Software “hurts the [creative] process when you’re writing a song, but when you have a really good song written already, it can be incredibly useful,” says songwriter, producer and film-score composer BT, who has been hailed as both a “virtuoso programmer” and “an extremely
gifted musician.”
“I use Logic Audio and it’s extremely important, not in the songwriting process, but in the production process. It’s the most seamlessly integrated piece of software for using soft-synths and audio, and the fact that everything built into it is sample accurate is an incredible bonus.
“I do almost all of my recording on my computer now,” he continues, “and if Stravinsky were writing music today, he would definitely be using a Mac. You can’t make cutting-edge music today if you don’t use technology.”
Recurring computer metaphors might be the subliminal signal that zeroes and ones have irreversibly permeated the creative process. Computers have certainly changed other tangents of songwriting, like the demo. An ensemble of live musicians, who will bring their own creative diversity to a session, has largely disappeared from the demo process. Fett agrees that not needing to pay for studios and musicians has taken a substantial burden from the backs of songwriters. At the same time, though, the proximity to the processing power that hard disk recording puts in the hands of composers makes overproduction of desktop demos an easy trap to fall into. “It’s too easy to throw the kitchen sink at a song that needs only a few elements to get it across,” he cautions.
The ultimate philosophical Pandora’s box that software-based songwriting opens up is contained in the question, if it makes it so easy that everyone can do it, does that diminish its power? One way to answer that would be to consider what a decade of home recording has done for the fortunes of recorded music. Even as the number of prerecorded CDs sold has decreased each year for the last two years, the number of titles has increased. Some will contend that the overall quality of the song and the recording has become diluted as technology turns the music business from an oligarchy into a democracy. To others, though, it means that a unique voice that might otherwise never have been heard will get an opportunity.

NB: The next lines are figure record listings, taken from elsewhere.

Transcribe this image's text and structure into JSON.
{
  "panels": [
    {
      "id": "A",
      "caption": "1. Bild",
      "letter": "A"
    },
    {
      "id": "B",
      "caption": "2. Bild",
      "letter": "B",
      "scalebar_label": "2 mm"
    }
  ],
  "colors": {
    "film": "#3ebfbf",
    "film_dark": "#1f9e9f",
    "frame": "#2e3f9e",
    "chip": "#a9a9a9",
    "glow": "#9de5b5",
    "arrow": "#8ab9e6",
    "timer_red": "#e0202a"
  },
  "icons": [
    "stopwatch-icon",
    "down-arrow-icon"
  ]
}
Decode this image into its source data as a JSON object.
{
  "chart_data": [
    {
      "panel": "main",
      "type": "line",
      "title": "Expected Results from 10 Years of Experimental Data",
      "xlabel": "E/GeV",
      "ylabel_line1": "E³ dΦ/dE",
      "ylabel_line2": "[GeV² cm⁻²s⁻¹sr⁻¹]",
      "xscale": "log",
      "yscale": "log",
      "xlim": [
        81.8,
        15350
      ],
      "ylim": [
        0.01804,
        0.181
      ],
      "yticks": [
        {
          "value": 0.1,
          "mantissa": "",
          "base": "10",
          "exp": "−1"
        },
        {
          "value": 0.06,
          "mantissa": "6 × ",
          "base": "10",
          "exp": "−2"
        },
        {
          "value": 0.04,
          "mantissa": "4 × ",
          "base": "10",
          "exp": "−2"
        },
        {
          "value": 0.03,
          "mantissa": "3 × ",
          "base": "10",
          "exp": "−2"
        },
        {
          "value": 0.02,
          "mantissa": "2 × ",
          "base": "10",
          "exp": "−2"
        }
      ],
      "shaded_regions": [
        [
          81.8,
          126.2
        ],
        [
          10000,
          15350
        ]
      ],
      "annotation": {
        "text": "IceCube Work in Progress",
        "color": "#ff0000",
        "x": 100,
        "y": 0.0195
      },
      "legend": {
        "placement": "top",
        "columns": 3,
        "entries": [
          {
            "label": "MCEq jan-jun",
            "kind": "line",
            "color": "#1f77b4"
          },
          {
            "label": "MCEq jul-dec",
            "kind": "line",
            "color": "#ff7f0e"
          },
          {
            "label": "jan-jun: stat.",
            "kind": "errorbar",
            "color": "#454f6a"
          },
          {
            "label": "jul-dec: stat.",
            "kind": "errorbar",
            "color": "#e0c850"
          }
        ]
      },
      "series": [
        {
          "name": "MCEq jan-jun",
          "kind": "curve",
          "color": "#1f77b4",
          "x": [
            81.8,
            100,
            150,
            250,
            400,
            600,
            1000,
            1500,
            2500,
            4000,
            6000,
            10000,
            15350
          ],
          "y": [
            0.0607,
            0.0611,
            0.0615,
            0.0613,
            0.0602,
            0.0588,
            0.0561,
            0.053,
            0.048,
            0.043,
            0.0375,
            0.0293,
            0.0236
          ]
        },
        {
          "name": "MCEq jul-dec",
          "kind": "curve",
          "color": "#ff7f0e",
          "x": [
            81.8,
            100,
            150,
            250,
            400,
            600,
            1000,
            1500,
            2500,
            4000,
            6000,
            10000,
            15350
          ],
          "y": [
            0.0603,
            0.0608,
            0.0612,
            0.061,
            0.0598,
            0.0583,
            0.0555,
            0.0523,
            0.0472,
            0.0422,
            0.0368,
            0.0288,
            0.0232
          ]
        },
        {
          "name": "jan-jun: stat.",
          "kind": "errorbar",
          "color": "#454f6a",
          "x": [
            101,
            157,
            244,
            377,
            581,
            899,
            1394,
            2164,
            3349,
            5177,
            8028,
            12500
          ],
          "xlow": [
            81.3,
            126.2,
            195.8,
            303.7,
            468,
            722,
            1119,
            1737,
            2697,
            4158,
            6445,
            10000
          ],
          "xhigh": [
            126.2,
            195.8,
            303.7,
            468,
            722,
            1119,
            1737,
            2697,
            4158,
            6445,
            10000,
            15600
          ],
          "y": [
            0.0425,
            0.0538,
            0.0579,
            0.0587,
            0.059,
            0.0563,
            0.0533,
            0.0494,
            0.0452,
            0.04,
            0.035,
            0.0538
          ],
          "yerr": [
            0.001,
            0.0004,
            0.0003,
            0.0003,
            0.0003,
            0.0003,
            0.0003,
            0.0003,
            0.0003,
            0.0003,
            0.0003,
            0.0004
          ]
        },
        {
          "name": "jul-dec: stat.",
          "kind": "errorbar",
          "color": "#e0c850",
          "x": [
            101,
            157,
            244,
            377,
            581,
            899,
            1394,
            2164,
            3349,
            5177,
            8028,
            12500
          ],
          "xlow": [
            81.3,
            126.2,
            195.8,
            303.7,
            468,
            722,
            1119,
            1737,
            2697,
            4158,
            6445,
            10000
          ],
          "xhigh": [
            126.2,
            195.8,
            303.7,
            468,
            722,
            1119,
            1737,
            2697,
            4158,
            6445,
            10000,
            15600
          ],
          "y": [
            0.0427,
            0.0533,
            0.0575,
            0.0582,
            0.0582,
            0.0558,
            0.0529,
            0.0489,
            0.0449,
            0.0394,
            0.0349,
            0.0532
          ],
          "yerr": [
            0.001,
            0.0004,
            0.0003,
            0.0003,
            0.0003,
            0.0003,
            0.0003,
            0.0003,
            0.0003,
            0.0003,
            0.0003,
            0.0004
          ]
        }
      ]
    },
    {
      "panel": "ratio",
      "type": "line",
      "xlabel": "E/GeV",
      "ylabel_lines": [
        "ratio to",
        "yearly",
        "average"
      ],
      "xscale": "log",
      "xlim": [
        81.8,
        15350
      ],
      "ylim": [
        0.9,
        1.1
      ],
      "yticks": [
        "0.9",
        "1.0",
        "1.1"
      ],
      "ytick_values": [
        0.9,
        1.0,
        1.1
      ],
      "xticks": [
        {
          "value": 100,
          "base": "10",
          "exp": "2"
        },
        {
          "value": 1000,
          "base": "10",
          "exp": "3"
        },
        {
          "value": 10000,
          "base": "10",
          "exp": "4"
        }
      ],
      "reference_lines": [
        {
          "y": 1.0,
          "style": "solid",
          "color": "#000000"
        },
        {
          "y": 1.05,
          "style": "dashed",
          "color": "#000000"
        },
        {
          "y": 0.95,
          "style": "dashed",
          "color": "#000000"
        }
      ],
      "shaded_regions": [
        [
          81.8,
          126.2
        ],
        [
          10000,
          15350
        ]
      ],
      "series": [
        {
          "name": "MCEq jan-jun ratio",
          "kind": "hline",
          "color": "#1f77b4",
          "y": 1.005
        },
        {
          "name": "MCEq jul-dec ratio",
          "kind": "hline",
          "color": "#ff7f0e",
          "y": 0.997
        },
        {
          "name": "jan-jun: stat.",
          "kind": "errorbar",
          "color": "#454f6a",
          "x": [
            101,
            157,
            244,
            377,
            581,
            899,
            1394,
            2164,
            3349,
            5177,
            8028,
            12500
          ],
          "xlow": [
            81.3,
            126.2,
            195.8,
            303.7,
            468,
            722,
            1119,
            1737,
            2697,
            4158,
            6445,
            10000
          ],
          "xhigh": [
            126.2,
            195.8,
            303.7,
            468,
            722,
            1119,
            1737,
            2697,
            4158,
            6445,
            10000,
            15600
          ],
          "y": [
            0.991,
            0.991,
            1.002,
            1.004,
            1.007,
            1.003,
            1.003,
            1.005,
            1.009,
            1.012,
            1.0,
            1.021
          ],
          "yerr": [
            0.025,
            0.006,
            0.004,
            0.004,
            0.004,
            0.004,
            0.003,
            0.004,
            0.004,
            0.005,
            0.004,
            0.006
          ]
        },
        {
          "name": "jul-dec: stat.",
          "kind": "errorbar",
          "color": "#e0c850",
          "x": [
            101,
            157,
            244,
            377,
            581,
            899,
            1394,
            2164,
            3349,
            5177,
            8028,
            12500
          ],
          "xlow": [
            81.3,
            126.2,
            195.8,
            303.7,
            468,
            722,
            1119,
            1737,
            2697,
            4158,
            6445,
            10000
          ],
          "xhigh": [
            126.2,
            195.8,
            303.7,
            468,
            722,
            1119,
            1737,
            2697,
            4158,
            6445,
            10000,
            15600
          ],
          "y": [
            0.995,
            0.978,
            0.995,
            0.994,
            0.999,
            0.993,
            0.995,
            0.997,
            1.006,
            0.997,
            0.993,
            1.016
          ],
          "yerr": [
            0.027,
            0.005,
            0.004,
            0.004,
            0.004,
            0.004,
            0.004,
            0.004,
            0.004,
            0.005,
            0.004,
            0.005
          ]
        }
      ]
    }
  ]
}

It’s easy to feel strongly both ways. The introduction of the electric guitar literally created a new instrument on which a new kind of music was built, and not every F-hole picker was happy to see that happen. Technology inevitably affects culture, and today music and technology are more intertwined than ever.
“A software program might make you a more organized songwriter, but it won’t necessarily make you a better one,” says Fett. “Still, everything is worth trying.”